Kansas Gov. Laura Kelly and the Legislature both want to make a big mistake.
The only question is whose will cost more.
The state has $2 billion in the bank, thanks to robust tax collections. That means both the Democratic governor and Republican legislative leaders have decided that Kansans need tax cuts. The governor, to her credit, has a reasonable list of asks. She wants to immediately eliminate the sales tax on food, add a tax holiday on school supplies and ease the tax burden on Social Security. Republicans have a broader list of potential targets, including Social Security income, property valuations and income tax.
Both sides should pause and think twice. Either batch of proposals will immediately slash state revenue. Kelly’s plan costs $500 million over three years. Income tax changes would cost far more. Meanwhile, our state and nation could enter a recession this year. That means tax collections will drop, and demand for state services will rise.

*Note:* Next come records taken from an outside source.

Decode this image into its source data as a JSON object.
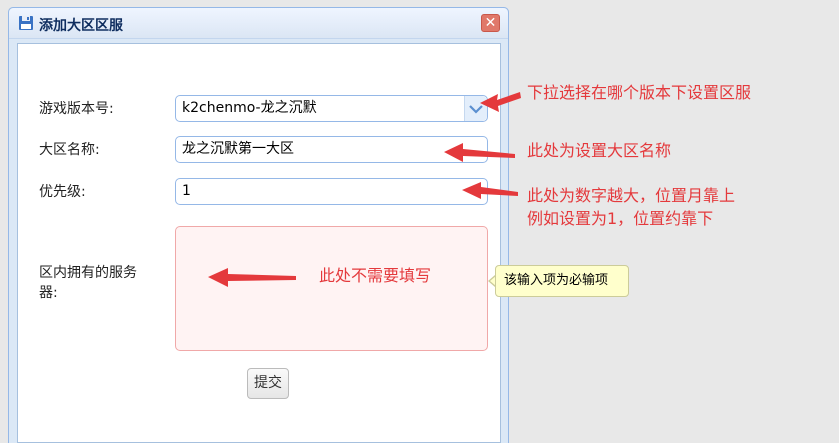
{
  "dialog": {
    "title": "添加大区区服",
    "close_icon": "close-icon",
    "title_icon": "save-icon"
  },
  "form": {
    "version_label": "游戏版本号:",
    "version_value": "k2chenmo-龙之沉默",
    "region_label": "大区名称:",
    "region_value": "龙之沉默第一大区",
    "priority_label": "优先级:",
    "priority_value": "1",
    "servers_label_line1": "区内拥有的服务",
    "servers_label_line2": "器:",
    "servers_value": "",
    "submit_label": "提交"
  },
  "tooltip": {
    "text": "该输入项为必输项"
  },
  "annotations": {
    "version_note": "下拉选择在哪个版本下设置区服",
    "region_note": "此处为设置大区名称",
    "priority_note_line1": "此处为数字越大，位置月靠上",
    "priority_note_line2": "例如设置为1，位置约靠下",
    "servers_note": "此处不需要填写",
    "color": "#e4393c"
  }
}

That makes the 2023 session an especially risky time to cut taxes.
The Brownback example
Once upon a time, legislators in Kansas understood this.
In 2016, despite the election of Donald Trump to the White House, our state elected a passel of moderates to the Statehouse. They joined with Democrats to end Gov. Sam Brownback’s tax “experiment,” which had opened yawning deficits and damaged state services.
They understood that without sufficient tax revenue, a state withers. One-time charges and tricky accounting can only carry you so far.
Thanks to changes made in the 2017 session, Kansas has righted its fiscal ship. Yes, that means we have more revenue coming in than expected. But this mad rush to broad-based cuts is a recipe for disaster. We need to be small-c conservative with our state’s resources, not committed to an anti-tax ideology that already made us the laughingstock of the United States.
The same extremists who made the case for the Brownback cuts haven’t apologized or backed down. That makes me especially concerned about what bills might make it through the Legislature.